Судьба берегла этот маленький посёлок в несколько улочек.  Конечно, тяжко было видеть ненавистные гладкие морды, но чтобы сохранить детишек, бабы терпели. По привычке – тяжело работали. Обихаживали, как могли свой небогатый скотный двор – одного на всех старого бугая4, несколько тощих коровёнок, лошадиц, да кур-несушек, которых старательно прятали у старого деда в подполе. Благо, никто из фашистов не позарился на его покосившуюся хатёнку.
Но тяжче всего была неизвестность – живы ли их мужья, сыновья, братья? Справится ли Красная Армия с врагом?
И вот, наконец, выбили наши опостылевших иродов из донских степей и погнали впереди себя, как шелудивого пустобрёха, подстёгивая для резвости кнутом.
Здесь уж хутору досталось. Округа была изрыта воронками от снарядов и бомб. Много хижек5 сгорело, а устоявшие курени мало подходили для жилья. Несколько человек убило. Эх, горюшко горькое…
Бабы похоронили погибших местных жителей и бойцов Красной Армии на хуторском кладбище, а немецких солдат – за просёлочной дорогой. Поголосили над могилами, и опять - в лямку.
У деда Кузьмы, того самого, у которого хуторские прятали птицу, снарядом убило дочь. И чей это был снаряд – наш-ли, фашистский – деду было неведомо. Они с внучком успели спрятаться в лЕднике, стоящим поодаль от хатенки,  а дочка, выскочившая из лЕдника на минутку, попала под обстрел. И остался дед с мальцом на руках.

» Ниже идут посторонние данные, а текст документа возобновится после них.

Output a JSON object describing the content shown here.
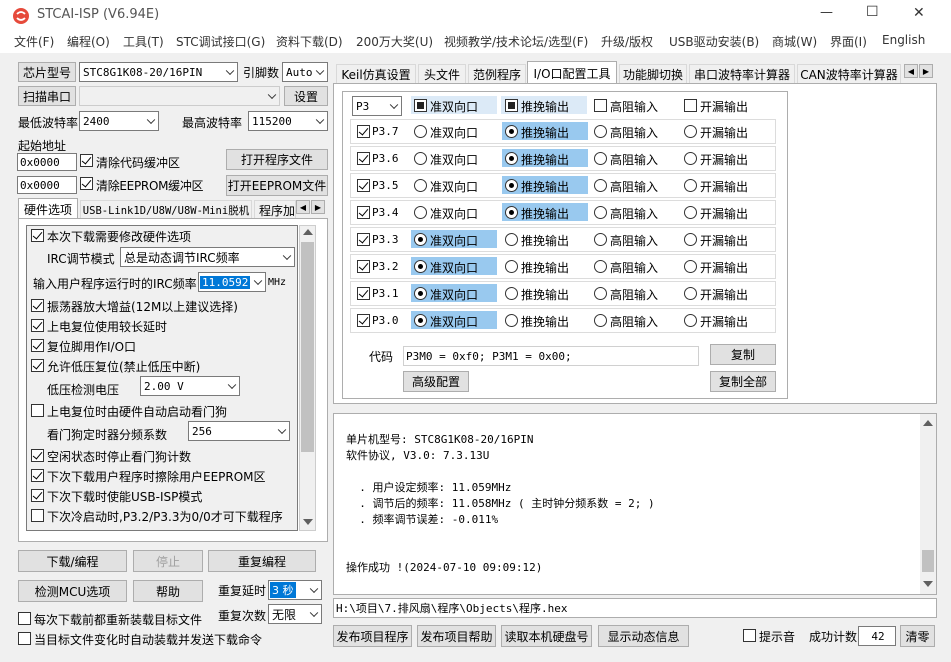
{
  "window": {
    "title": "STCAI-ISP (V6.94E)",
    "minimize": "—",
    "maximize": "☐",
    "close": "✕"
  },
  "menu": [
    "文件(F)",
    "编程(O)",
    "工具(T)",
    "STC调试接口(G)",
    "资料下载(D)",
    "200万大奖(U)",
    "视频教学/技术论坛/选型(F)",
    "升级/版权",
    "USB驱动安装(B)",
    "商城(W)",
    "界面(I)",
    "English"
  ],
  "left": {
    "chip_btn": "芯片型号",
    "chip_value": "STC8G1K08-20/16PIN",
    "pin_label": "引脚数",
    "pin_value": "Auto",
    "scan_btn": "扫描串口",
    "port_value": "",
    "settings_btn": "设置",
    "min_baud_label": "最低波特率",
    "min_baud": "2400",
    "max_baud_label": "最高波特率",
    "max_baud": "115200",
    "start_addr_label": "起始地址",
    "addr1": "0x0000",
    "clear_code": "清除代码缓冲区",
    "open_prog": "打开程序文件",
    "addr2": "0x0000",
    "clear_eeprom": "清除EEPROM缓冲区",
    "open_eeprom": "打开EEPROM文件",
    "tabs": [
      "硬件选项",
      "USB-Link1D/U8W/U8W-Mini脱机",
      "程序加"
    ],
    "hw": {
      "opt1": "本次下载需要修改硬件选项",
      "irc_mode_label": "IRC调节模式",
      "irc_mode": "总是动态调节IRC频率",
      "irc_freq_label": "输入用户程序运行时的IRC频率",
      "irc_freq": "11.0592",
      "mhz": "MHz",
      "opt2": "振荡器放大增益(12M以上建议选择)",
      "opt3": "上电复位使用较长延时",
      "opt4": "复位脚用作I/O口",
      "opt5": "允许低压复位(禁止低压中断)",
      "lvd_label": "低压检测电压",
      "lvd_value": "2.00 V",
      "opt6": "上电复位时由硬件自动启动看门狗",
      "wdt_label": "看门狗定时器分频系数",
      "wdt_value": "256",
      "opt7": "空闲状态时停止看门狗计数",
      "opt8": "下次下载用户程序时擦除用户EEPROM区",
      "opt9": "下次下载时使能USB-ISP模式",
      "opt10": "下次冷启动时,P3.2/P3.3为0/0才可下载程序"
    },
    "download_btn": "下载/编程",
    "stop_btn": "停止",
    "repeat_prog_btn": "重复编程",
    "detect_btn": "检测MCU选项",
    "help_btn": "帮助",
    "repeat_delay_label": "重复延时",
    "repeat_delay": "3 秒",
    "repeat_count_label": "重复次数",
    "repeat_count": "无限",
    "reload_label": "每次下载前都重新装载目标文件",
    "auto_label": "当目标文件变化时自动装载并发送下载命令"
  },
  "right": {
    "tabs": [
      "Keil仿真设置",
      "头文件",
      "范例程序",
      "I/O口配置工具",
      "功能脚切换",
      "串口波特率计算器",
      "CAN波特率计算器"
    ],
    "port_select": "P3",
    "headers": [
      "准双向口",
      "推挽输出",
      "高阻输入",
      "开漏输出"
    ],
    "pins": [
      {
        "name": "P3.7",
        "mode": 1
      },
      {
        "name": "P3.6",
        "mode": 1
      },
      {
        "name": "P3.5",
        "mode": 1
      },
      {
        "name": "P3.4",
        "mode": 1
      },
      {
        "name": "P3.3",
        "mode": 0
      },
      {
        "name": "P3.2",
        "mode": 0
      },
      {
        "name": "P3.1",
        "mode": 0
      },
      {
        "name": "P3.0",
        "mode": 0
      }
    ],
    "code_label": "代码",
    "code_value": "P3M0 = 0xf0; P3M1 = 0x00;",
    "copy_btn": "复制",
    "advanced_btn": "高级配置",
    "copy_all_btn": "复制全部",
    "log": [
      "单片机型号: STC8G1K08-20/16PIN",
      "软件协议, V3.0: 7.3.13U",
      "",
      "  . 用户设定频率: 11.059MHz",
      "  . 调节后的频率: 11.058MHz ( 主时钟分频系数 = 2; )",
      "  . 频率调节误差: -0.011%",
      "",
      "",
      "操作成功 !(2024-07-10 09:09:12)"
    ],
    "path": "H:\\项目\\7.排风扇\\程序\\Objects\\程序.hex",
    "publish_prog": "发布项目程序",
    "publish_help": "发布项目帮助",
    "read_disk": "读取本机硬盘号",
    "show_dynamic": "显示动态信息",
    "sound_label": "提示音",
    "success_label": "成功计数",
    "success_count": "42",
    "clear_btn": "清零"
  }
}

Кузьма Иванович Казанцев, а для своих - дед Кузьма, был на хуторе человеком уважаемым. Многие лЕта назад безоговорочно принял он новую власть. И хоть был простым крестьянином -  земляки единогласно выбрали его в сельский совет.
Тяжело работал Кузьма Иванович и людям помогал, чем мог. Хотя самому приходилось несладко: будучи человеком замкнутым и стеснительным – женился поздно, но жена померла в родах, оставив ему дочь. Дочка росла слабой и прозрачной, как степная былинка.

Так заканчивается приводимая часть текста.